Last Sunday, the Malian government celebrating their advances back into the North and France’s President François Hollande declaring the French involvement in the area an untarnished success. The following day, both governments received an opportunity which they decided wasn’t worth it. For their rejection of it, they and the residents of northern Mali have already begun to pay the price, the full sum of which I’m not sure of.

The opportunity offered them was a statement released by the Moussa Ag Assarid, a spokesperson for the National Movement for the Liberation of Azawad (MNLA). In it, he essentially stated that the Touareg rebels in the North, who have previously complicated Malian anti-islamist efforts, would be willing to be part of a unified front against the islamists alongside the Malian and French governments. The cost was pretty simple – they would be recognized as at least an autonomous region and legitimate representative of the disenfranchised Touareg population of Mali. To my knowledge, neither the French nor the Malian governments responded publicly to this offer, as they both clearly do not want to give the MNLA any sort of legitimacy, as that might threaten their existing deals over the mineral rights of the region.

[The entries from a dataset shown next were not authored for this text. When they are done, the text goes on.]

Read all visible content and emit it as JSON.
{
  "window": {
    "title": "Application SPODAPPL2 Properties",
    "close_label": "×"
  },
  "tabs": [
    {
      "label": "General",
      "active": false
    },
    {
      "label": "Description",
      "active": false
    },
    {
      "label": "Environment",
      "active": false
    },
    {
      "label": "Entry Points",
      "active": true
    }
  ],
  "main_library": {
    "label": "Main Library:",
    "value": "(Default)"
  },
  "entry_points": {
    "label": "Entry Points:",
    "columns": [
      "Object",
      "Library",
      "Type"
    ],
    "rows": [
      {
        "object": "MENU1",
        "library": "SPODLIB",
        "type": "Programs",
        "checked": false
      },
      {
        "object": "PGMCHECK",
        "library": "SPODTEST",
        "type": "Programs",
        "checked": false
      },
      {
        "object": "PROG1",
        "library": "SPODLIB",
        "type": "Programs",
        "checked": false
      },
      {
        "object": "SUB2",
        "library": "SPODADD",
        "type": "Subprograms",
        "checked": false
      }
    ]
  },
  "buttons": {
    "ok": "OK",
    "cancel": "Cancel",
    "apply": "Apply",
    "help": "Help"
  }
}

Even with their optimistic statements on Sunday, with the war begun in earnest the usefulness of an ally rather familiar with the terrain and population of north Mali seems to have become more clear. The rally against the islamists was supposed to have begun in the city of Konna, but it’s starting to become clear that the islamists either never lost control of it, or quickly regained its territory. Likewise, the Guardian reported that-

“On Monday, the French military bombed Islamist bases in Douentza, 500 miles north of Bamako [the capital of the recognized Malian government], for the fourth day running. However, the fundamentalists were reported to have already fled the town.”

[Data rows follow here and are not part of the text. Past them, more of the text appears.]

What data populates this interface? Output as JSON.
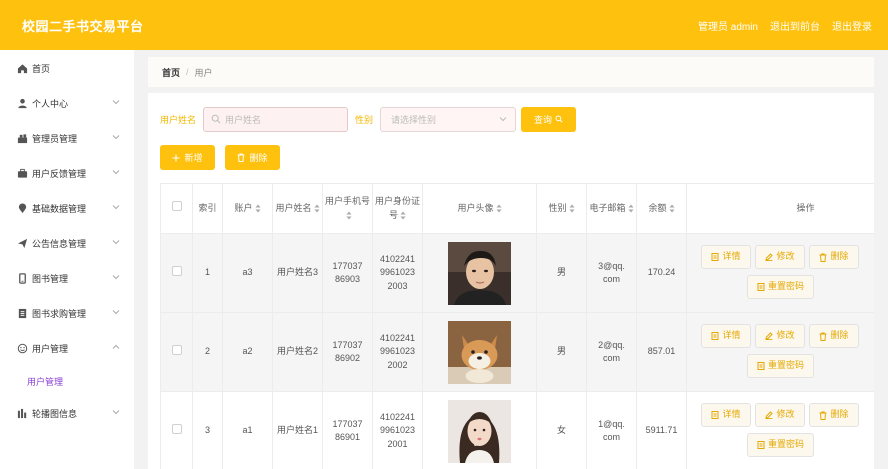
{
  "app": {
    "title": "校园二手书交易平台",
    "admin_label": "管理员 admin",
    "front_link": "退出到前台",
    "logout_link": "退出登录"
  },
  "sidebar": {
    "items": [
      {
        "label": "首页",
        "icon": "home-icon"
      },
      {
        "label": "个人中心",
        "icon": "person-icon"
      },
      {
        "label": "管理员管理",
        "icon": "admin-icon"
      },
      {
        "label": "用户反馈管理",
        "icon": "briefcase-icon"
      },
      {
        "label": "基础数据管理",
        "icon": "pin-icon"
      },
      {
        "label": "公告信息管理",
        "icon": "send-icon"
      },
      {
        "label": "图书管理",
        "icon": "book-icon"
      },
      {
        "label": "图书求购管理",
        "icon": "doc-icon"
      },
      {
        "label": "用户管理",
        "icon": "smile-icon"
      },
      {
        "label": "轮播图信息",
        "icon": "chart-icon"
      }
    ],
    "submenu_active": "用户管理"
  },
  "breadcrumb": {
    "home": "首页",
    "separator": "/",
    "current": "用户"
  },
  "filter": {
    "name_label": "用户姓名",
    "name_placeholder": "用户姓名",
    "gender_label": "性别",
    "gender_placeholder": "请选择性别",
    "query_button": "查询"
  },
  "toolbar": {
    "add_button": "新增",
    "delete_button": "删除"
  },
  "table": {
    "headers": {
      "index": "索引",
      "account": "账户",
      "name": "用户姓名",
      "phone": "用户手机号",
      "idcard": "用户身份证号",
      "avatar": "用户头像",
      "gender": "性别",
      "email": "电子邮箱",
      "balance": "余额",
      "ops": "操作"
    },
    "rows": [
      {
        "index": "1",
        "account": "a3",
        "name": "用户姓名3",
        "phone": "17703786903",
        "idcard": "410224199610232003",
        "avatar": "young-man-portrait",
        "gender": "男",
        "email": "3@qq.com",
        "balance": "170.24"
      },
      {
        "index": "2",
        "account": "a2",
        "name": "用户姓名2",
        "phone": "17703786902",
        "idcard": "410224199610232002",
        "avatar": "shiba-dog-photo",
        "gender": "男",
        "email": "2@qq.com",
        "balance": "857.01"
      },
      {
        "index": "3",
        "account": "a1",
        "name": "用户姓名1",
        "phone": "17703786901",
        "idcard": "410224199610232001",
        "avatar": "young-woman-portrait",
        "gender": "女",
        "email": "1@qq.com",
        "balance": "5911.71"
      }
    ],
    "row_actions": {
      "detail": "详情",
      "edit": "修改",
      "delete": "删除",
      "reset": "重置密码"
    }
  },
  "colors": {
    "accent": "#fec10d",
    "label": "#f3b800",
    "submenu": "#8a3fd1"
  }
}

In short, that bombing campaign near exclusively hit civilians, rather than islamists, which is only going to prove anyone’s point that the French and Malian governments and military forces have other interests in the region besides claims to protect the civilians from the brutality of islamist rule.


(North Malian protesters demanding the liberation of predominantly Touareg cities in the region, almost one year ago. Originally from here.)

Perhaps having an ally who could have more accurately reported the presence of islamist militants in Konna and the lack of them in Douentza was something the French and Malian governments should have more carefully considered.

Of course, much the damage is already done, with the war-related sealing of the Algerian border leading to food shortages in the far North, and throughout the region most civilians fleeing out of the major cities to avoid the bombing campaigns (available only in French, sorry). While that might help them escape certain death, it tends to remove them from areas with much in the way of medical supplies, leading to currently unnumbered casualties.

In their actions, the French and Malian governments have made clear to the civilians of north Mali that they’re just as likely to brutalize them as the islamist occupiers. That might bolster recruits for the islamists, but I suspect that primarily the MNLA will see quite a groundswell of support. In either case, those governments have acted quite foolishly, and they might not know it yet, but they’ve already begun paying the price.